Margin debt in June topped $1 trillion across investing accounts, and the July print will likely see this figure jump another $50 or so billion based on the trend:

This margin x passive x TACO formula has created a relentless bid in equities higher - even though gains have abated slightly from the April - early July move across markets. April gave us a glimpse of how fragile markets are when the bailout element is removed, and why the bubble most continue to be protected at all costs – especially with the looming retirements of another 15 million or so in the Baby Boomer generation over the next 5 years. When you look at the

We’ve truly adopted this bizarre formula of a gerontocratic, technocratic, South Africa style economic model – and the long-term consequences of this will be dear, even though we can continue to sip champagne and chat about incredible returns over happy hour for the time being. Until clear conditions present themselves, it’s still not advisable to step in front of a freight train of the above conditions - though it becomes cheaper by the day to acquire left-tail hedging, in the event those tariff impacts do start to bite, and nominally, things start to show cracks as they did in February.

The classic volume profile of a passively driven market, with retail volume to continue pushing things higher:

Note the impressive reliability at volume in forecasting lows as well, when applying a similar standard deviation from median volume formula.

For now, the ‘party’ continues - and elements to slow it remain present but elusive, when Agenda #1 is to keep the nominal party rocking on – keep your seat the table until the music can barely be heard.

MacroEdge Vision Note - 7/24 (@SixFinance, Managing Director)

The twist steepener trade is becoming more and more obvious to me here. It is a regime expression, especially if the Fiscal (dominance) side of the mandate is enabled to oust the Fed Chair, but likely still to a lesser degree if he is replaced by an obedient Fed chair in this era of fiscal dominance. The potential for a powerful 2s10s steepener in this backdrop is being overlooked. Financial conditions remain historically loose, and inflation swaps are not just elevated, but broadly reaccelerating. A rate cut into this environment would be a policy mistake of first order magnitude.

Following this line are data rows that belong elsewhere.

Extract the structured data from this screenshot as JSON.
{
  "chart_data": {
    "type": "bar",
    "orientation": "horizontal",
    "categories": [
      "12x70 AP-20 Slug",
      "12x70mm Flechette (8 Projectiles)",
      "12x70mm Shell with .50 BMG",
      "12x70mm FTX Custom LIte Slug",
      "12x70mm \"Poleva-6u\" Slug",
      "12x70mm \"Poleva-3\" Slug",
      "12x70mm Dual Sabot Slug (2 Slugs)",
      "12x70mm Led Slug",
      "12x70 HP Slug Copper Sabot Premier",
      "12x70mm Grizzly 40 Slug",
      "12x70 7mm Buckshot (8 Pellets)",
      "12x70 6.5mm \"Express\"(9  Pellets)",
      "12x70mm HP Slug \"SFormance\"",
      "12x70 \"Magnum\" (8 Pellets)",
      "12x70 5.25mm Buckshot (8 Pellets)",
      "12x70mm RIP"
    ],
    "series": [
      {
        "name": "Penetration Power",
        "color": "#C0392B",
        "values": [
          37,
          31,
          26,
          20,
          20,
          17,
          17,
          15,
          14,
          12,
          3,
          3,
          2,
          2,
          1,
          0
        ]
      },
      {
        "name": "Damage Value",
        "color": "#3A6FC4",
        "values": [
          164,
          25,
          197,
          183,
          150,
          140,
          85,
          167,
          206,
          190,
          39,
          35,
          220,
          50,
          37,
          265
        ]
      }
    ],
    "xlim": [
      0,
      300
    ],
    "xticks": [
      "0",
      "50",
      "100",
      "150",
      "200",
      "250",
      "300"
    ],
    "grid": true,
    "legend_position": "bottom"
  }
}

The impact on the curve would likely be immediate and violent. The front end of the curve may gravitate towards Trump’s 1% Fed Funds desired rate, while likely never getting there without substantial objection from the long end.

We are entering a phase where policy obedience by the Fed will accelerate curve steepening, not arrest it. With fiscal policy still running hot, the front end is being priced as if monetary and fiscal tools can cap inflation. The reality is, the Fed is subordinated in a regime of fiscal dominance. Rate cuts here are not easing into weakness, but fuel into a reflationary fire. Every basis point they cut steepens the curve, supports nominal GDP, and embeds further inflation risk at the long end. History has proven that terming in the weighted average maturity of the Federal debt creates a monetary easing like stimulus by increasing “money like” yield bearing assets at the front of the curve, which then frees up longer duration funds from fixed income, pushing those funds further out the risk curve, into higher yielding assets like junk bonds and namely equities. The current market is underappreciating how sticky the liquidity impulse remains. The longer the Fed stays slow to respond to rising inflation risk(which is already becoming evident via increased debt issuance and inflation swap rates rising), the more this accelerates.

April’s tariff adjustments gave Bessent a real time read on where current rates sit on the Laffer curve, allowing for continued live adjustment.

With Bessent doing the bulk of the fiscal policy management at this point, the right question then becomes not “what level of tariffs are likely to persist, or are the tariffs nonsense”, but at what level are the tariffs likely to generate the most federal revenue. The Laffer curve shown above illustrates the concept of tax revenue maximization. This is sure to be a key framework behind the scenes giving insights into how the fiscal side of the mandate is thinking about tariffs.